"I am a guest at your place."
Translation:Ich bin bei euch zu Gast.
How are we supposed to understand this given the current level of instruction? This is clearly a set phrase that needs to be memorized as is. The only way I got is right was by copy and pasting the given correct answer after I got it wrong. Not even google translate was considered correct. This is very frustrating.
Not even google translate was considered correct.
Actually, Google translate is not a very good source for idiomatic translations. It does work to some extent if you write in a standardized, very obvious way. But one characteristic of idioms is that they are not analysable and explainable word-by-word. And this is where GT often fails.

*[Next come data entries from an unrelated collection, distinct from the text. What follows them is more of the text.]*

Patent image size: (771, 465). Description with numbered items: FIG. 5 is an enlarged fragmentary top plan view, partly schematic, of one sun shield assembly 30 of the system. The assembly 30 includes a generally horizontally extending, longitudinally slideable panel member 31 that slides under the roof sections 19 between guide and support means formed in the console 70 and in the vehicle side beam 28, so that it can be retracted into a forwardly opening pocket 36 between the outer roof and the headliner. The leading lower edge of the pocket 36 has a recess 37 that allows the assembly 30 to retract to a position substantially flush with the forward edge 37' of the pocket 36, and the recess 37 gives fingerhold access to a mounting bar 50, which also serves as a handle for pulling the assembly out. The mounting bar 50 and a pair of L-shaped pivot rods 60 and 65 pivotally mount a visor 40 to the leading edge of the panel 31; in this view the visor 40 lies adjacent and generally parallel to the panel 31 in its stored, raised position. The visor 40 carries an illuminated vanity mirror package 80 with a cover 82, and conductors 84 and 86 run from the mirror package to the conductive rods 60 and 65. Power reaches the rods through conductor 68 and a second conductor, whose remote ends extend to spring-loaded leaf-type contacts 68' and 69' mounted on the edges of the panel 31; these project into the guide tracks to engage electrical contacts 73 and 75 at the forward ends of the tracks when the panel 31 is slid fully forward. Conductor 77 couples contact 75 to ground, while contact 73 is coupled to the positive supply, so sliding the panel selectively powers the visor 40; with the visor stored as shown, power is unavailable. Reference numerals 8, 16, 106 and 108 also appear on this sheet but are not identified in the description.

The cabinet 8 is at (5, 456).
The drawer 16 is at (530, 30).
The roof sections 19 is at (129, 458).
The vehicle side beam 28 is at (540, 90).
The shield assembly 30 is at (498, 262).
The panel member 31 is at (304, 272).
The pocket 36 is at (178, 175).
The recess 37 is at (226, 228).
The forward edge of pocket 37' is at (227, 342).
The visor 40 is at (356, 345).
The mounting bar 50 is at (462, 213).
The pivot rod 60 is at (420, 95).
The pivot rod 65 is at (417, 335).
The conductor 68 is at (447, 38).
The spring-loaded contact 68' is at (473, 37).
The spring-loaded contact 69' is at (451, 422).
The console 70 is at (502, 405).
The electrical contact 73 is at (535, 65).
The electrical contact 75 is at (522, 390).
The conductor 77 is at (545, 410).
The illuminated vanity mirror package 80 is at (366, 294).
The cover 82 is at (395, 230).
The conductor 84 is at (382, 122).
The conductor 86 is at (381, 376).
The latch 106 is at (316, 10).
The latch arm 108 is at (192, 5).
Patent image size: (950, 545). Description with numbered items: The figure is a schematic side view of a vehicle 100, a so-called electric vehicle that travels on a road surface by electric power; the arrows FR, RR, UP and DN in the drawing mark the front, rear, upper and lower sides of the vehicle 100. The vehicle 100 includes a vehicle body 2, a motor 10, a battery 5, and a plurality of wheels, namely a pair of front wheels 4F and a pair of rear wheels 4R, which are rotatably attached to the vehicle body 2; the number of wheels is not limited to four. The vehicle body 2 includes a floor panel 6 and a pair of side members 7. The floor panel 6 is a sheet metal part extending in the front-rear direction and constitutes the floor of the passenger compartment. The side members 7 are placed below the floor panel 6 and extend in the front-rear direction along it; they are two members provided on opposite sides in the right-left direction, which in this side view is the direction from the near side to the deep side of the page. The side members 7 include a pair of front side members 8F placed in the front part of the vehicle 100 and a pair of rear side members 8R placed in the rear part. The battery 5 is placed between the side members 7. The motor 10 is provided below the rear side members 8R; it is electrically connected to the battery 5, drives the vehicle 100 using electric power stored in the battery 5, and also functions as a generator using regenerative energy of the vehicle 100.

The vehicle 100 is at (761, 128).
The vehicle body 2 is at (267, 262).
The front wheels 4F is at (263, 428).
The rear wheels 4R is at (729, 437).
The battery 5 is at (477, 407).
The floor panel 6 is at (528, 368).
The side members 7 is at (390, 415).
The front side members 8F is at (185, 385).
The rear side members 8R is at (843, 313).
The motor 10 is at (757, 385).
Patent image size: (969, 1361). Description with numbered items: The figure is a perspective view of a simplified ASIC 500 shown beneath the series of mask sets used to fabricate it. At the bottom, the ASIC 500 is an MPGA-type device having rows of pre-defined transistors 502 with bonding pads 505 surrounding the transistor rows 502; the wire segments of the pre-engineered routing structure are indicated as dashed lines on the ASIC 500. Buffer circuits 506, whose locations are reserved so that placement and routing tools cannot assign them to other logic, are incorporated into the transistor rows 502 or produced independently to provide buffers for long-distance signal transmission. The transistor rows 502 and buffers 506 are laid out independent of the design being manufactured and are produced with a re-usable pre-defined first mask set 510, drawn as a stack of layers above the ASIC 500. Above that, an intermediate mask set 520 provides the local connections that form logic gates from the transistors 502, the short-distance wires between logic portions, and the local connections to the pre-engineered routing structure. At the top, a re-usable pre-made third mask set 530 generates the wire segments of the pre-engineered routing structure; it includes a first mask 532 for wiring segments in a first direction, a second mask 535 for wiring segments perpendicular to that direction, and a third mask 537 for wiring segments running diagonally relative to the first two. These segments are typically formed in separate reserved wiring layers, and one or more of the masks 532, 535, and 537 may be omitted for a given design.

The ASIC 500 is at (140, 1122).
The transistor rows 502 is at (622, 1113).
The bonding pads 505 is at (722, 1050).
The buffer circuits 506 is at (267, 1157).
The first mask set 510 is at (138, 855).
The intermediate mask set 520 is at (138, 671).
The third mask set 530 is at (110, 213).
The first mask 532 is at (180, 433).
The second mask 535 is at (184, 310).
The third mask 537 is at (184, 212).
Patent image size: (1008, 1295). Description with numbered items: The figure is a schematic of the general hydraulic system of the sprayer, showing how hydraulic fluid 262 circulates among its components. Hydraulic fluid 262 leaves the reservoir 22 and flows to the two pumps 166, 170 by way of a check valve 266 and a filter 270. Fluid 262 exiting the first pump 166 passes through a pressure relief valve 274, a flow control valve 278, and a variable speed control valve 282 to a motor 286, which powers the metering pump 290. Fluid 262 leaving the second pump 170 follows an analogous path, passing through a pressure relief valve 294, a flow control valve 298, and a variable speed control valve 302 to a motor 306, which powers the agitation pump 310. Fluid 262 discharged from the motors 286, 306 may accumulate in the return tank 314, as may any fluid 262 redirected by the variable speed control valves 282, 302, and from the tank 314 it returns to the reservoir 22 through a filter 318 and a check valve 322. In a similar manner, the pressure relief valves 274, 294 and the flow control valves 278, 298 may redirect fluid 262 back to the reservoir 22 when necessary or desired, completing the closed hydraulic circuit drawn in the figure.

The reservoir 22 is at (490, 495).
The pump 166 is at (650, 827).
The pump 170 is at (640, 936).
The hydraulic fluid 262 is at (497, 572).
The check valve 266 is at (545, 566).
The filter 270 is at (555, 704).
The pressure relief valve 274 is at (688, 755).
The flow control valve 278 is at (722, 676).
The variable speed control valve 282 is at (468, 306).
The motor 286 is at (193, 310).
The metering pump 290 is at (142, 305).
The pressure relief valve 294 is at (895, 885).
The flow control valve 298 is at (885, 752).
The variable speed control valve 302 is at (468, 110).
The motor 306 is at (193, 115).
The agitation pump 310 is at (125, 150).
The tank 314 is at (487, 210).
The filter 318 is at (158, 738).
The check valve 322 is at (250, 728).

It's true that you have to memorize the set phrase; I wouldn't know any other method. A quite good translation source is linguee: http://www.linguee.de/deutsch-englisch/uebersetzung/zu+gast+bei.html Here you can see how the idiom has been translated in existing texts.
I hope this helps you.
I'm really glad the consensus is that this is an idiom, I agree this does seem like a little bit of a strange leap - it hasn't really taught us much. Thanks for the Linguee!
Why does 'Gast' have 'zu' instead of an article? Additionally, why am I 'bei' euch?
I suppose you mean why Gast has zu instead of an article?
bei jemandem zu Gast sein is an idiom. I'm not sure why it's worded the way it is.
"bei" seems to mean "at" somebody's place. Like "chez" in French.
Can I say "bei dir" or "bei ihnen". I mean "Bei euch" looks addressed to a group of two or more people in an informal way.
All three are possible.
And you can be a guest with people you'd address informally, e.g. when you're visiting your friends.
I tried with "Ich bin ein Gast im deinem Platz" but guess the lesson plan aims for prepositions use
There are a few more mistakes in your text.
im is short for in dem, so im deinem Platz would be "in the your place", but we don't generally use articles with possessives in either language.
And "at your place" means "at your house".
In German, a Platz is not someone's house, but generally a much smaller area -- dein Platz is usually "the area that you are sitting on", as small as a seat. You can only be "in" someone's place if they got up and you are now sitting there, but in German you would then be auf deinem Platz "on your place, on your seat", not in.